Still got weights from the last exercise? They’re necessary for deadlifts. This is ideally done with dumbbells that are designed for this task, but other weights are usable if they’re easily held at the sides. Start by standing upright in good body alignment with the weights carefully in front of you. Bend forward carefully and allow your body to bend with the weights in your hands until you are almost bent straight over. Right yourself using your muscles, but remember not to do so so suddenly that the weights hit your legs. Like the other exercises highlighted, this should be done for a minute to a minute and a half with a breather before repeating two to three times. You can adjust the times and repetitions of each exercise according to your own abilities, but remember that a little strain is proof that your body is trying. Your body has to be trying a little for an exercise to be worthwhile.

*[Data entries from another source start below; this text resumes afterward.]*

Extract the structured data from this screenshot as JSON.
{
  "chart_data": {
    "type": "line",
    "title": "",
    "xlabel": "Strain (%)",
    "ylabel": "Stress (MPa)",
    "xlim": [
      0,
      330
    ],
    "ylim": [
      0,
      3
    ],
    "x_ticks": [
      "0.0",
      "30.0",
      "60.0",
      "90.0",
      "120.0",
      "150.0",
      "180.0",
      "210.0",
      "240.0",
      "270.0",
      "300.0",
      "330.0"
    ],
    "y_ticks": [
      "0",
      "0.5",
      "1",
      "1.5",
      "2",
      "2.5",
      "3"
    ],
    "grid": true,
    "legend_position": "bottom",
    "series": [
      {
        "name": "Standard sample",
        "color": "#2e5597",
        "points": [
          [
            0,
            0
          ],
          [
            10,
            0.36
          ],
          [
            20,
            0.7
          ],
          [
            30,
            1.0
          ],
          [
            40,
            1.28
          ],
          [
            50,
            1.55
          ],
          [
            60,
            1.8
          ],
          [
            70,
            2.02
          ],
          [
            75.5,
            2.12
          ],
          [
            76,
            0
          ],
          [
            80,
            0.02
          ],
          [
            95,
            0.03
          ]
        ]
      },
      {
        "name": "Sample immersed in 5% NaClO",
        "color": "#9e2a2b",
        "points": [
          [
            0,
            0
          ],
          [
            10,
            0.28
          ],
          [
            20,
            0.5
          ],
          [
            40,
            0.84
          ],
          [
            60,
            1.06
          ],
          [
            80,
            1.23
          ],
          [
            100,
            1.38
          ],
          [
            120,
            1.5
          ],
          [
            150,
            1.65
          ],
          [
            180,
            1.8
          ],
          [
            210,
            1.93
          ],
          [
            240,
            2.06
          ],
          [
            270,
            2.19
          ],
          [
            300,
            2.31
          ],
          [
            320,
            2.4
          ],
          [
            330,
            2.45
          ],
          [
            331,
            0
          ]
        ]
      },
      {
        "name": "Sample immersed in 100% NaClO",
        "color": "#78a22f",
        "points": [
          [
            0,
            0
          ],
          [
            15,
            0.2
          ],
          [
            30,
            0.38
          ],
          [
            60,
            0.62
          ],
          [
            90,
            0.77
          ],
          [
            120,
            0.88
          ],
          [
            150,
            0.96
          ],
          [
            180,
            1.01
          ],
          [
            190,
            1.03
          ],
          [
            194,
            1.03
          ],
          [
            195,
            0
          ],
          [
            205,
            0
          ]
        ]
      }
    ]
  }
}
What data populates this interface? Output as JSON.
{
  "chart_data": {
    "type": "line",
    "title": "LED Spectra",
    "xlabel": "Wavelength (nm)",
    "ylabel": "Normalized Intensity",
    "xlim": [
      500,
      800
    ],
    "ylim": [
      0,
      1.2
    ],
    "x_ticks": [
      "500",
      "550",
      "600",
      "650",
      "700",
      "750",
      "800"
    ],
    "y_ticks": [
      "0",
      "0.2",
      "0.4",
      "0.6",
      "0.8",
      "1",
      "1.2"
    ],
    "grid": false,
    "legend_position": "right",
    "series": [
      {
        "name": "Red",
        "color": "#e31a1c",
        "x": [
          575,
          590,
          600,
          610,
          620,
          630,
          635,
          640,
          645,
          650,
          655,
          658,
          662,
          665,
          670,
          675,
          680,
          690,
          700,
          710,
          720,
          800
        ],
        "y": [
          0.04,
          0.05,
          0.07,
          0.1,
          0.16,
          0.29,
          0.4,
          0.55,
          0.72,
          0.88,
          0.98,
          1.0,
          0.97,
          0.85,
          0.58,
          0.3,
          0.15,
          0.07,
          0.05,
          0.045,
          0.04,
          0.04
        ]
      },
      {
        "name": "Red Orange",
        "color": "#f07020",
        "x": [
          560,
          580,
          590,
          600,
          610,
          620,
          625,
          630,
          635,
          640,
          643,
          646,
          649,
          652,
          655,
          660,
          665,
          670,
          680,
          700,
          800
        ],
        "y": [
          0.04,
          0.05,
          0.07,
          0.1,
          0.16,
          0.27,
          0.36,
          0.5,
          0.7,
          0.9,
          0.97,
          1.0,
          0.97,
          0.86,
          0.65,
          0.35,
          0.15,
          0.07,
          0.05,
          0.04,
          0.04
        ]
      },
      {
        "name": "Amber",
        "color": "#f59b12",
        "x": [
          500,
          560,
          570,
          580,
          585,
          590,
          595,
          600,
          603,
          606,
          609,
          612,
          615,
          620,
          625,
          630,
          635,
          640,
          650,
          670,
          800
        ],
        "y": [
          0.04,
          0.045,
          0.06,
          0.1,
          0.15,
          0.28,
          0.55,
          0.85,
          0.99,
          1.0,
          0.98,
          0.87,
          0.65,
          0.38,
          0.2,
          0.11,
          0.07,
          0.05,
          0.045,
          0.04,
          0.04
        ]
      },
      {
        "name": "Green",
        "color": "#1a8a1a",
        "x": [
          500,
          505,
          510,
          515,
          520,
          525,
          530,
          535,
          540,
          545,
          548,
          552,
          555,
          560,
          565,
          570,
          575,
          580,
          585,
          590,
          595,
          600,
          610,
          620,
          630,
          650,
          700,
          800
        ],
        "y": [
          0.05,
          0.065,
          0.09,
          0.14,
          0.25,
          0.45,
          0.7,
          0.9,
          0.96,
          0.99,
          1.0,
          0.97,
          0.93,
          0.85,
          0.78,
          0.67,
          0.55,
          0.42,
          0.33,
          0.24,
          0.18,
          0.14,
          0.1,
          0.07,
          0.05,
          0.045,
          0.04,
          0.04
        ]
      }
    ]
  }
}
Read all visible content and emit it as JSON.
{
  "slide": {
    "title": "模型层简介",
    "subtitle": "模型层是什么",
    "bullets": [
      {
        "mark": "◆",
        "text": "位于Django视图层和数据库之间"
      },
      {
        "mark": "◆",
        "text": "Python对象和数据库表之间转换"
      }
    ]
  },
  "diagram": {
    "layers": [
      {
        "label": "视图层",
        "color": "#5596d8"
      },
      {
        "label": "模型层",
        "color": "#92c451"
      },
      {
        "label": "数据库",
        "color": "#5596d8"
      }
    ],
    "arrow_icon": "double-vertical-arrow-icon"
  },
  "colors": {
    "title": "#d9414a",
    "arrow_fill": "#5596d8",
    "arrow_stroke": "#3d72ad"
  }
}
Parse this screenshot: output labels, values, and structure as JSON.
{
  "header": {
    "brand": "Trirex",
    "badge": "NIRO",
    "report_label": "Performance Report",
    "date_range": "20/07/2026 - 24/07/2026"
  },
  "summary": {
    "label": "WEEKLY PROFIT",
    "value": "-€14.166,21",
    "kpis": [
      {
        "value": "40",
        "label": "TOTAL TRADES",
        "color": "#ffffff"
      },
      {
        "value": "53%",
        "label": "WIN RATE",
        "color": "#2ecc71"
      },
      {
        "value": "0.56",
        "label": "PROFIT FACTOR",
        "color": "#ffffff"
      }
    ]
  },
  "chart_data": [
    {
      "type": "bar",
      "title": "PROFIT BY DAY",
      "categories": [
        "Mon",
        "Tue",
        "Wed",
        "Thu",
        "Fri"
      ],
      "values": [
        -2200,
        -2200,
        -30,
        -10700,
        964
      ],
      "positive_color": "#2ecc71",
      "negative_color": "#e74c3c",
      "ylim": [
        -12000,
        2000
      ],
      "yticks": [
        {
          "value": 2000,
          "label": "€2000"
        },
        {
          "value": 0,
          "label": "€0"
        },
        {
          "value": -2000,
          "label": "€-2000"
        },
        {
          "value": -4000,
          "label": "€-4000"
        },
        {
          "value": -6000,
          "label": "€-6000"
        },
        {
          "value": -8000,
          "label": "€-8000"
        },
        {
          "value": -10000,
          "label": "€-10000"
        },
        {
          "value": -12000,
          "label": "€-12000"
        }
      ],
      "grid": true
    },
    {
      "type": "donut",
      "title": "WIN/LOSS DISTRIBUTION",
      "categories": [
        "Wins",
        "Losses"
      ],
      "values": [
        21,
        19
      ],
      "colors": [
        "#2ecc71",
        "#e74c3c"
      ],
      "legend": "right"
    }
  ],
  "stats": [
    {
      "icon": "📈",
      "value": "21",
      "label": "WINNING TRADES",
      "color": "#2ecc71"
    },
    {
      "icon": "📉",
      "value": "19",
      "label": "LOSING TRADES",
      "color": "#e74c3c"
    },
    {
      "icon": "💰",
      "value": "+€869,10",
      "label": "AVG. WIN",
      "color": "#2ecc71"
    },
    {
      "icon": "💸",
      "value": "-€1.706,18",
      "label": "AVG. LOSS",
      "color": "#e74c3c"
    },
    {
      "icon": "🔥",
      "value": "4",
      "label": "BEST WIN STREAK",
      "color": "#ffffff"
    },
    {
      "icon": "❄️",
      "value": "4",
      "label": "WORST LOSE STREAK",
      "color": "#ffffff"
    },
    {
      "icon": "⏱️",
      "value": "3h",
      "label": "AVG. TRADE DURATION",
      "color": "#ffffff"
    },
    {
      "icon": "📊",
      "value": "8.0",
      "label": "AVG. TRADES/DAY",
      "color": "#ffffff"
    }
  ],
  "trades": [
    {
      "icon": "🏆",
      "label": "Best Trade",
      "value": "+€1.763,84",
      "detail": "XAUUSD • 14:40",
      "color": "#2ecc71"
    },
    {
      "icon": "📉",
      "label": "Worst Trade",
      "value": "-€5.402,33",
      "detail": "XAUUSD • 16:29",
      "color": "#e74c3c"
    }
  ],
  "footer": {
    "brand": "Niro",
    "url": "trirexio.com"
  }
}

The exercises we’ve highlighted here will give you a solid foundation to create a fifteen minutes exercise routine. Depending on how long each repetition of an exercise takes, you have room to find another strength training exercise that you want to try to add it to the routine. Strength training’s muscle building aspect will help you burn weight off and keep it off if you maintain the exercise routine. Remember that you’ll get better at the exercises with time and may need to do them a little longer to get the same effects as you used to once your body acclimates to your normal routine. In this way, you’ll work towards maintaining your beauty and fitness fifteen minutes a day.